Schattenhaus im Busch
Umbau von MRTN Architects im australischen Daylesford

Anstatt das viktorianische Cottage nahe Melbourne abzureißen, ergänzten MRTN Architects aus Brunswick den historischen Bestand im Sinne der Nachhaltigkeit. Holz und Fliesen wurden recycelt, die Sonneneinstrahlung optimiert, die Geschichte des Ortes bewahrt. Auf 170 Quadratmetern schafften sie ein gemütliches Zuhause mit Sechzigerjahre-Flair, dramatischem Dach und einer Verbindung zum Busch.
„Für die Erneuerung ihres Cottages hatten unsere Kunden keine klare Vision und es gab die Option, die bestehende Struktur abzureißen und ein komplett neues Haus zu entwerfen. Weil das Haus bereits am optimalen Standort platziert war, schlugen wir vor, einen Teil zu erhalten, die Veranda wiederherzustellen und so die Verbindung zur Geschichte des Ortes zu stärken“, erklärt Antony Martin, Gründer von MRTN Architects. In den Ausläufern von Australiens größtem Gebirgszug namens Great Dividing Range gelegen, reagiert das Shadow Cottage auf das Klima und die Landschaft der höheren Lage. Hier herrschen kühle Winter und heiße Sommer. „Der neue Grundriss wurde so gestaltet, dass er die Landschaft ergänzt und sich geräumig und modern anfühlt“, erläutert der Architekt.
Schatten als Formgeber
Einige Erweiterungsbauten entfernten die Architekten vom Bestand und entwickelten den neuen Gebäudeteil konzeptionell aus dem frühmorgendlichen, langen Schatten des verbleibenden Cottages als dreidimensionale Form. „Die Schattenform als Grundlage des Entwurfs begründet auch die überdimensionierte Traufe im Westen“, sagt Antony Martin. Das weit auskragende Dach spendet in den neuen, nach Norden und Westen ausgerichteten Wohnbereichen auch im Verlauf der Sommersonne optimal Schatten. Im Winter lässt die Verglasung zugleich ausreichend Licht in die Räume und sorgt für passive Wärme. Äußerlich ist die gebeizte Holzverkleidung des neuen Hausbereiches deutlich vom weißen Bestand mit den verzierten Säulen zu unterscheiden.
Warmer Glanz und Nachhaltigkeit
Der optimierte Grundriss fasst Küche, Ess- und Wohnbereich als offene Fläche zusammen. Im Zeichen der Nachhaltigkeit gestaltet, verfügt das Haus über eine hohe Dämmung. Für Toiletten und Waschmaschine wird Regenwasser verwendet.

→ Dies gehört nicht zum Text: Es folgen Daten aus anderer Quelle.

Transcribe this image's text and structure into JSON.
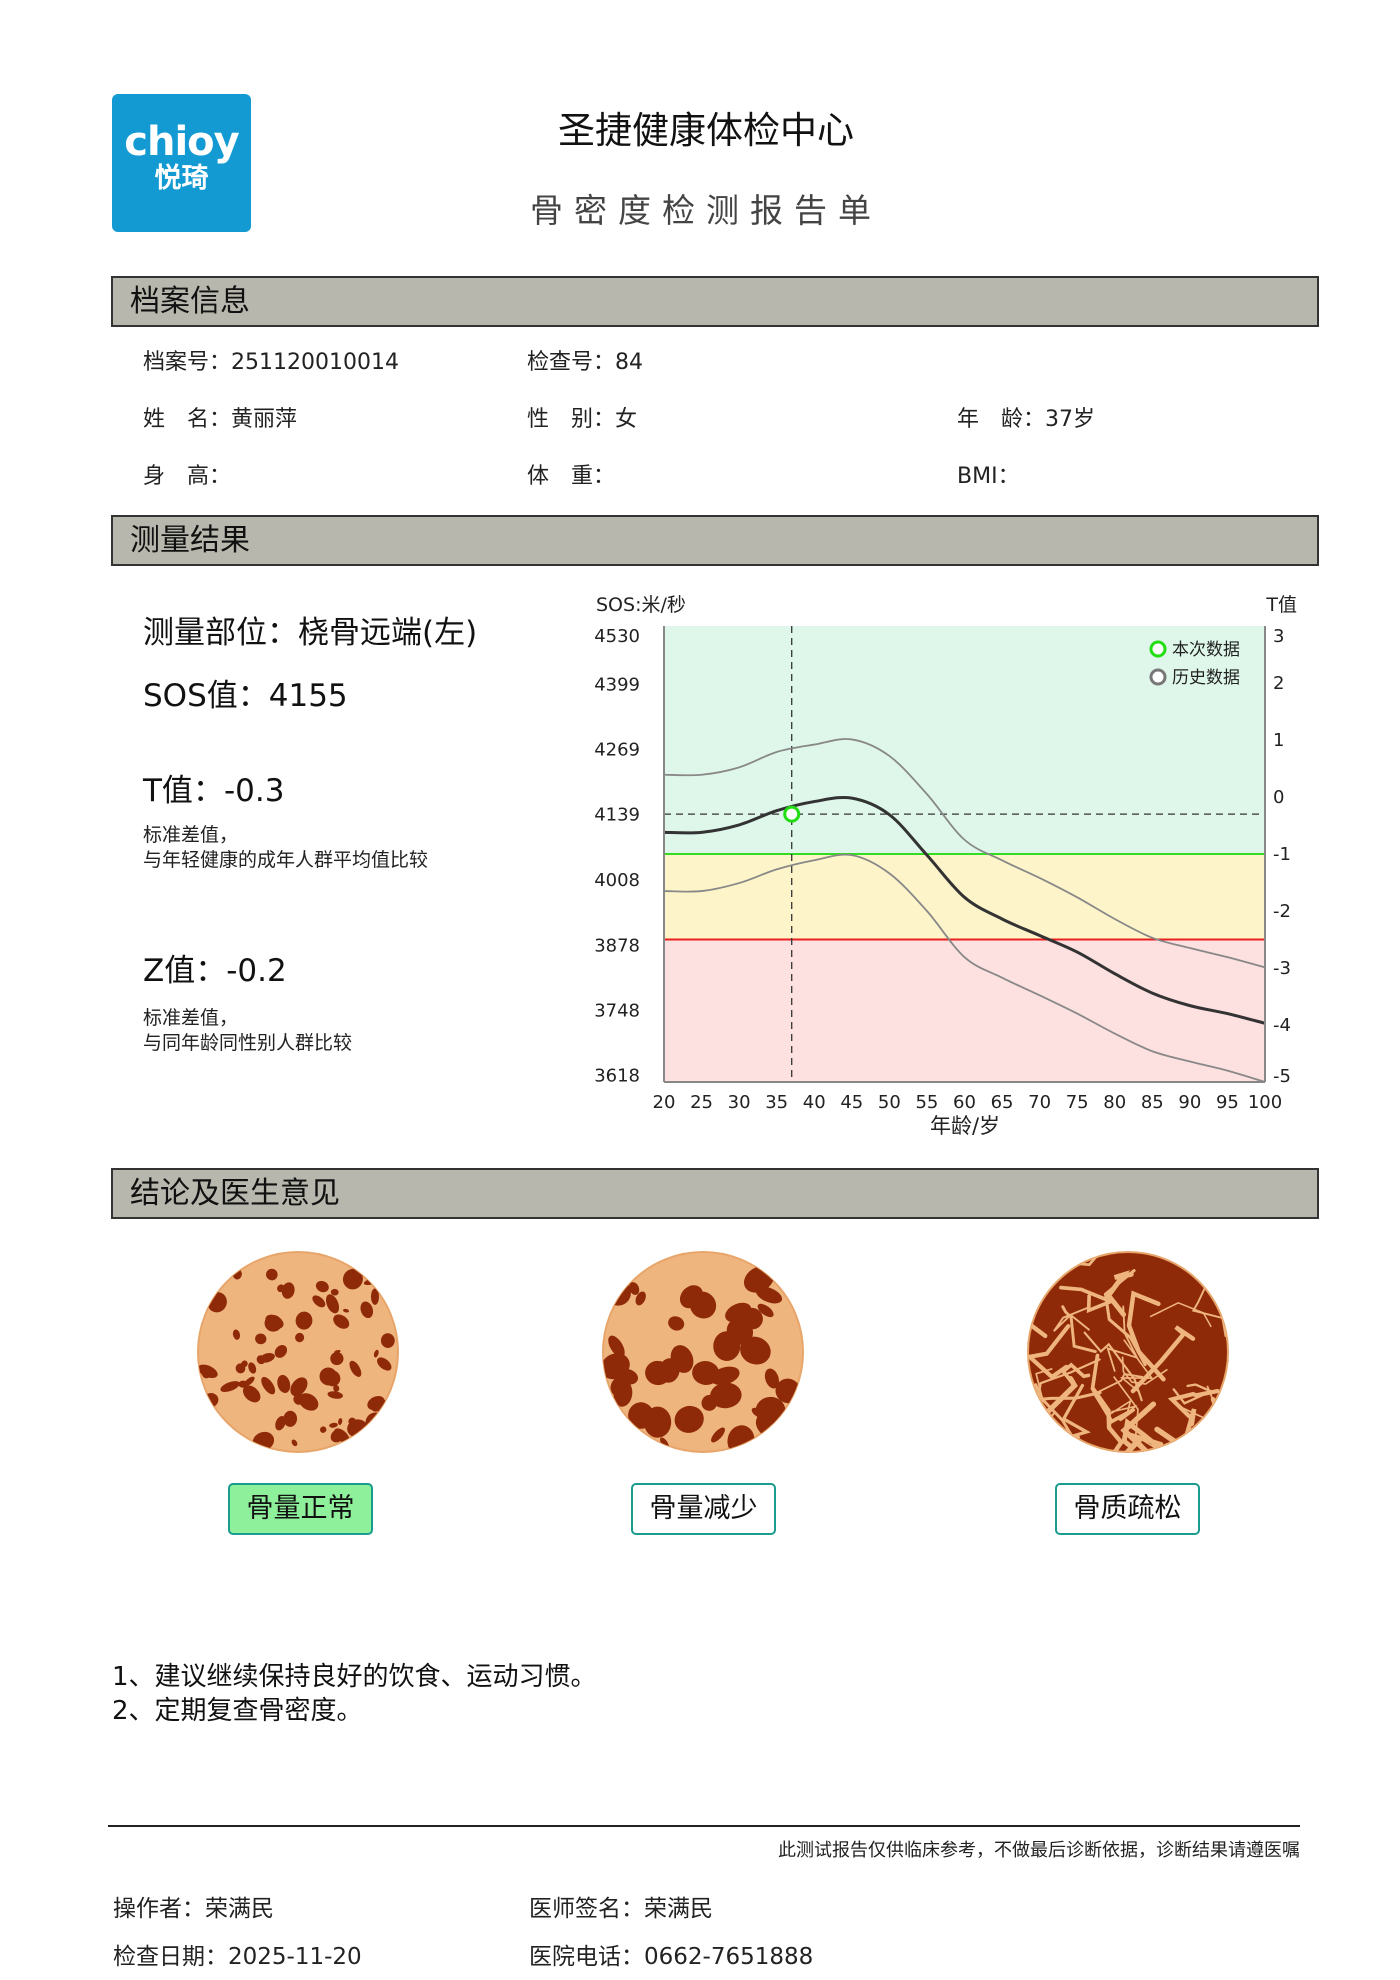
{
  "header": {
    "logo_text_en": "chioy",
    "logo_text_cn": "悦琦",
    "title": "圣捷健康体检中心",
    "subtitle": "骨密度检测报告单"
  },
  "profile": {
    "section_title": "档案信息",
    "file_no_label": "档案号：",
    "file_no": "251120010014",
    "exam_no_label": "检查号：",
    "exam_no": "84",
    "name_label": "姓　名：",
    "name": "黄丽萍",
    "gender_label": "性　别：",
    "gender": "女",
    "age_label": "年　龄：",
    "age": "37岁",
    "height_label": "身　高：",
    "height": "",
    "weight_label": "体　重：",
    "weight": "",
    "bmi_label": "BMI：",
    "bmi": ""
  },
  "results": {
    "section_title": "测量结果",
    "site_label": "测量部位：",
    "site": "桡骨远端(左)",
    "sos_label": "SOS值：",
    "sos": "4155",
    "t_label": "T值：",
    "t": "-0.3",
    "t_note_1": "标准差值，",
    "t_note_2": "与年轻健康的成年人群平均值比较",
    "z_label": "Z值：",
    "z": "-0.2",
    "z_note_1": "标准差值，",
    "z_note_2": "与同年龄同性别人群比较"
  },
  "chart_data": {
    "type": "line",
    "ylabel_left": "SOS:米/秒",
    "ylabel_right": "T值",
    "xlabel": "年龄/岁",
    "x_ticks": [
      20,
      25,
      30,
      35,
      40,
      45,
      50,
      55,
      60,
      65,
      70,
      75,
      80,
      85,
      90,
      95,
      100
    ],
    "xlim": [
      20,
      100
    ],
    "y_left_ticks": [
      4530,
      4399,
      4269,
      4139,
      4008,
      3878,
      3748,
      3618
    ],
    "y_right_ticks": [
      3,
      2,
      1,
      0,
      -1,
      -2,
      -3,
      -4,
      -5
    ],
    "ylim_t": [
      -5,
      3
    ],
    "zones": [
      {
        "from_t": -1,
        "to_t": 3,
        "color": "#dff7ea"
      },
      {
        "from_t": -2.5,
        "to_t": -1,
        "color": "#fdf5c9"
      },
      {
        "from_t": -5,
        "to_t": -2.5,
        "color": "#fde0e0"
      }
    ],
    "threshold_lines": [
      {
        "t": -1,
        "color": "#33dd22"
      },
      {
        "t": -2.5,
        "color": "#e82020"
      }
    ],
    "series": [
      {
        "role": "mean",
        "color": "#333333",
        "values_t": [
          -0.62,
          -0.62,
          -0.49,
          -0.24,
          -0.08,
          -0.02,
          -0.31,
          -1.02,
          -1.76,
          -2.14,
          -2.43,
          -2.72,
          -3.1,
          -3.44,
          -3.66,
          -3.8,
          -3.97
        ]
      },
      {
        "role": "upper",
        "color": "#888888",
        "values_t": [
          0.39,
          0.39,
          0.52,
          0.79,
          0.92,
          1.01,
          0.72,
          0.05,
          -0.75,
          -1.11,
          -1.42,
          -1.76,
          -2.14,
          -2.47,
          -2.65,
          -2.81,
          -2.99
        ]
      },
      {
        "role": "lower",
        "color": "#888888",
        "values_t": [
          -1.65,
          -1.65,
          -1.51,
          -1.27,
          -1.11,
          -1.02,
          -1.34,
          -2.0,
          -2.81,
          -3.17,
          -3.48,
          -3.8,
          -4.15,
          -4.46,
          -4.64,
          -4.8,
          -5.0
        ]
      }
    ],
    "current_point": {
      "age": 37,
      "t": -0.3,
      "color": "#22dd11"
    },
    "legend": [
      {
        "label": "本次数据",
        "color": "#22dd11"
      },
      {
        "label": "历史数据",
        "color": "#777777"
      }
    ],
    "legend_position": "top-right"
  },
  "conclusion": {
    "section_title": "结论及医生意见",
    "categories": [
      {
        "label": "骨量正常",
        "active": true
      },
      {
        "label": "骨量减少",
        "active": false
      },
      {
        "label": "骨质疏松",
        "active": false
      }
    ],
    "advice": [
      "1、建议继续保持良好的饮食、运动习惯。",
      "2、定期复查骨密度。"
    ]
  },
  "footer": {
    "disclaimer": "此测试报告仅供临床参考，不做最后诊断依据，诊断结果请遵医嘱",
    "operator_label": "操作者：",
    "operator": "荣满民",
    "doctor_label": "医师签名：",
    "doctor": "荣满民",
    "date_label": "检查日期：",
    "date": "2025-11-20",
    "phone_label": "医院电话：",
    "phone": "0662-7651888"
  },
  "colors": {
    "logo_bg": "#139ad3",
    "section_bg": "#b7b7ad",
    "tag_border": "#1a9c8e",
    "tag_active": "#8ef09a",
    "bone_light": "#efb57f",
    "bone_dark": "#8e2a08"
  }
}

Das Dach ist für die künftige Photovoltaik-Anlage abgewinkelt und das verwendete Holz wurde recycelt oder nachhaltig geerntet und mit einem ungiftigen Wachsfinish versiegelt. LED-Streifen beleuchten die Räume indirekt, was vor allem nachts den warmen Charakter der Räume verstärkt. Die unterschiedlichen Farbnuancen des Holzes und die Grün-, Rot- und Brauntöne der vor der Entsorgung geretteten Fliesen schaffen zusammen mit den ausdrucksstarken Möbeln eine gemütliche Atmosphäre mit Sechzigerjahre-Flair. Tatsächlich stammen die Sessel und Liegen in erdigen Tönen von den Melbourner Möbeldesignern Mary und Grant Featherston, die sie in den Fünfziger- und Sechzigerjahren entworfen haben. Der graue Boden aus rohem Beton und elegante Details wie die freistehende Badewanne setzen zeitgenössische Akzente.
Naturnah in jeder Jahreszeit
Im Zentrum des Wohnraums ist der Kamin ein funktionales und optisches Highlight. Drei Stufen schaffen hier eine subtile Trennung zwischen dem Küchen- und Wohnbereich. Ein riesiges Panoramafenster, das wie ein Erker aus dem Haus ragt, ist mit einer Sitznische ausgestattet und eröffnet ein Panorama ins Grüne. „Im Inneren erinnert das Design an eine Hütte, die im Winter Wärme ausstrahlt und im Sommer einen kühlen, schattigen Platz mit Blick auf die Baumkronen bietet“, sagt Antony Martin. Ohnehin fühle man sich in der Nische am Fenster des Wohnzimmers, nah bei den Eukalyptusbäumen des Naturschutzgebietes, wie mitten im australischen Busch, meint der Architekt.